Previous statements by Bush advisors have demonstrated their contempt for the world order and the constitution. And even a whiff of something like Cheney's ongoing links to Halliburton would have been enough to cause a resignation or at least some action - if, that is, they shared any kind of moral compass with the rest of us.

Generally speaking their behaviour is of a character with the way they got "elected", by doctoring the rolls in Florida to a huge extent (and that almost wasn't enough).
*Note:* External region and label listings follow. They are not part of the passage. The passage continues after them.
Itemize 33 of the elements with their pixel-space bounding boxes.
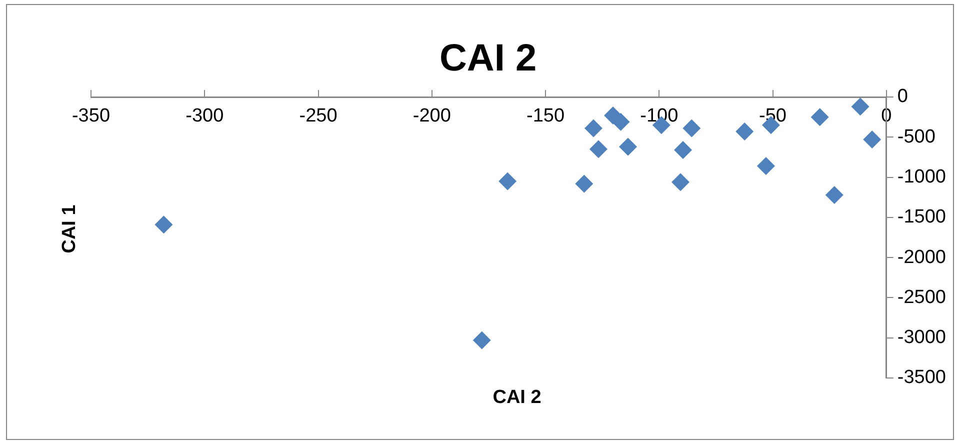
point [672,173,690,192]
point [810,108,829,126]
point [498,172,517,190]
y-tick-label: -3000 [897,327,946,348]
y-axis-title: CAI 1 [59,204,80,254]
y-tick-label: -500 [897,126,936,148]
point [851,98,870,116]
y-tick-label: -2000 [897,246,946,268]
x-tick-label: -200 [412,106,451,127]
x-axis-title: CAI 2 [492,387,542,408]
point [736,122,754,141]
point [589,140,608,158]
y-tick-label: -1000 [897,166,946,188]
point [682,119,701,138]
point [584,119,602,138]
point [756,157,775,176]
point [575,174,594,193]
chart-title: CAI 2 [439,37,537,80]
x-tick-label: -250 [299,106,338,127]
x-tick-label: -150 [526,106,565,127]
x-tick-label: -300 [186,106,224,127]
y-tick-label: 0 [897,86,908,108]
x-tick-label: -350 [72,106,110,127]
point [612,112,630,131]
point [154,216,173,234]
point [674,140,692,159]
point [863,130,882,149]
y-tick-label: -3500 [897,367,946,388]
point [472,331,491,350]
y-tick-label: -1500 [897,206,946,228]
y-tick-label: -2500 [897,286,946,308]
point [619,138,638,156]
point [825,186,844,204]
My faith in politicians' honesty is probably as low as everyone else's, but Krugman confirms that these guys are in a class of their own.

A question of transcription

In parliamentary question time last night Don Brash referred to the Prime Minister's statement that "quote when you have y'know targeted assistance like this you always end up with y'know abatement levels end quote". He used the intruding syllables as if the had some kind of relevance, such that the Hansard transcriber was compelled to write "you know". There was a sense of distaste, as if he were pronouncing a grammatical anomaly at arm's length. Brash is a careful speaker and for all I know he actually does find that kind of thing offensive.

Anyone who's ever tried to transcribe natural speech knows that it's crammed full of these "conversational noises" - ums, ers, y'knows, repetitions, false starts... When transcribing for public consumption, one normally leaves them out. It may be that there is less of this random verbiage in the pre-prepared speeches of Parliament. In fact, one of the things that is intimidating about Helen Clark is the way that, particularly for a woman, she uses very few of them (which has, it seems, led to her being taunted when she does). To generalise: women tend to use them as part of the emotional-connection side of conversation. Men tend to read them as sign of weakness.

To me, who knows all this, Brash is displaying a kind of malicious pedantry. Normally I'm not one to complain about politicians being cruel to each other, but that seems an unusually childish way of going about it.